🤖 AI Summary
This work addresses the urban parcel delivery problem with time windows, synchronized pickup-and-delivery requirements, and multi-type vehicle road-access restrictions. We propose the first quantum annealing framework explicitly incorporating these three strong real-world constraints. Methodologically, we formulate a hardware-native QUBO model for D-Wave quantum processors, devise customized constraint encoding schemes, and introduce a problem decomposition strategy within a quantum-classical hybrid architecture to enable end-to-end solution generation.
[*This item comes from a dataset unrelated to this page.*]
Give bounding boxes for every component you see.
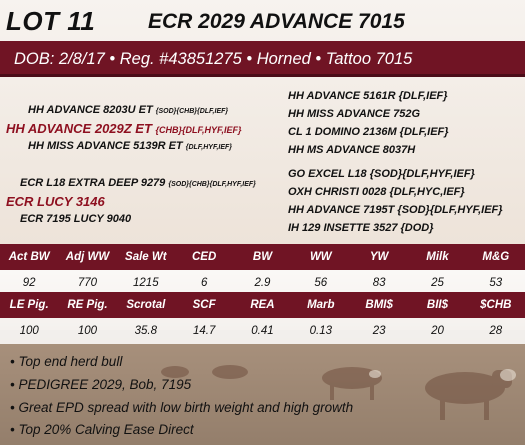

Experimental evaluation on seven real-scale instances demonstrates successful joint modeling of all constraints; solution quality matches that of state-of-the-art classical heuristics. Crucially, this study provides the first empirical evidence of quantum annealing’s feasibility and practical deployability for complex urban logistics routing—thereby substantially extending the applicability boundary of quantum-enabled vehicle routing methods (Q4RPD) beyond idealized settings.
📝 Abstract
Recent research at the intersection of quantum computing and routing problems has been highly prolific. Much of this work focuses on classical problems such as the Traveling Salesman Problem and the Vehicle Routing Problem. The practical applicability of these problems depends on the specific objectives and constraints considered. However, it is undeniable that translating complex real-world requirements into these classical formulations often proves challenging. In this paper, we resort to our previously published quantum-classical technique for addressing real-world-oriented routing problems, known as Quantum for Real Package Delivery (Q4RPD), and elaborate on solving additional realistic problem instances. Accordingly, this paper emphasizes the following characteristics: i) simultaneous pickup and deliveries, ii) time-windows, and iii) mobility restrictions by vehicle type. To illustrate the application of Q4RPD, we have conducted an experimentation comprising seven instances, serving as a demonstration of the newly developed features.